Under the Early Warning and Standard programs, merchants aren’t charged any fines. Under the Standard program, merchants lose the liability shift protection on 3-D Secure transactions immediately, and after four months issuing banks are allowed to bring fraud disputes against the merchant’s 3-D Secure transactions. When the merchant exits the program, they must go through three “tracking” months before the liability shift takes effect again.
At the Excessive level, the liability shift removal and issuer fraud dispute allowance takes effect right away.

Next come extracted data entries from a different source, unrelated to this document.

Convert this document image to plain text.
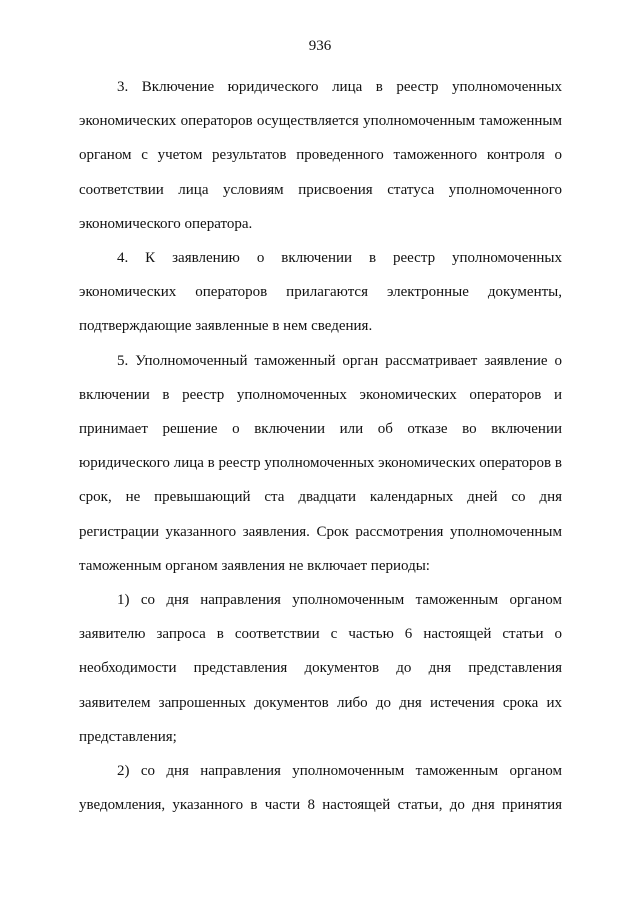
936

3. Включение юридического лица в реестр уполномоченных экономических операторов осуществляется уполномоченным таможенным органом с учетом результатов проведенного таможенного контроля о соответствии лица условиям присвоения статуса уполномоченного экономического оператора.

4. К заявлению о включении в реестр уполномоченных экономических операторов прилагаются электронные документы, подтверждающие заявленные в нем сведения.

5. Уполномоченный таможенный орган рассматривает заявление о включении в реестр уполномоченных экономических операторов и принимает решение о включении или об отказе во включении юридического лица в реестр уполномоченных экономических операторов в срок, не превышающий ста двадцати календарных дней со дня регистрации указанного заявления. Срок рассмотрения уполномоченным таможенным органом заявления не включает периоды:

1) со дня направления уполномоченным таможенным органом заявителю запроса в соответствии с частью 6 настоящей статьи о необходимости представления документов до дня представления заявителем запрошенных документов либо до дня истечения срока их представления;

2) со дня направления уполномоченным таможенным органом уведомления, указанного в части 8 настоящей статьи, до дня принятия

The merchant will also be charged expensive fees on a quarterly schedule:
- Months 1-3: $10,000
- Months 4-6: $25,000
- Months 7-9: $50,000
- Months 10-12: $75,000
After twelve months in either the Standard or Excessive programs, Visa may exercise their right to take away the merchant’s ability to process Visa payments. Merchants in the Excessive program may also be subject to additional fines.
What Should Merchants Do Once Enrolled in VFMP?
Visa will query merchants about which anti-fraud tools they are using and ask the merchant to submit the fraud remediation plan that they worked out with their acquirer.
Merchants should, at this point, take a second look at any anti-fraud tools they do not yet implement and look into adopting them. Customer service staff should also be trained to recognize the warning signs of fraudulent transactions. Of course, merchants must also follow the specific guidelines they decided on with their acquiring bank.
While these monitoring programs can provide merchants with specific assistance in identifying chargeback root causes and developing effective prevention plans, the fines and penalties are quite severe and best avoided.
The best way to stay out of these programs is to devote the necessary resources to investigating the root causes of disputes and fraud before they become a serious problem, and make use of the right tools, business practices, and third-party solutions to prevent and fight them.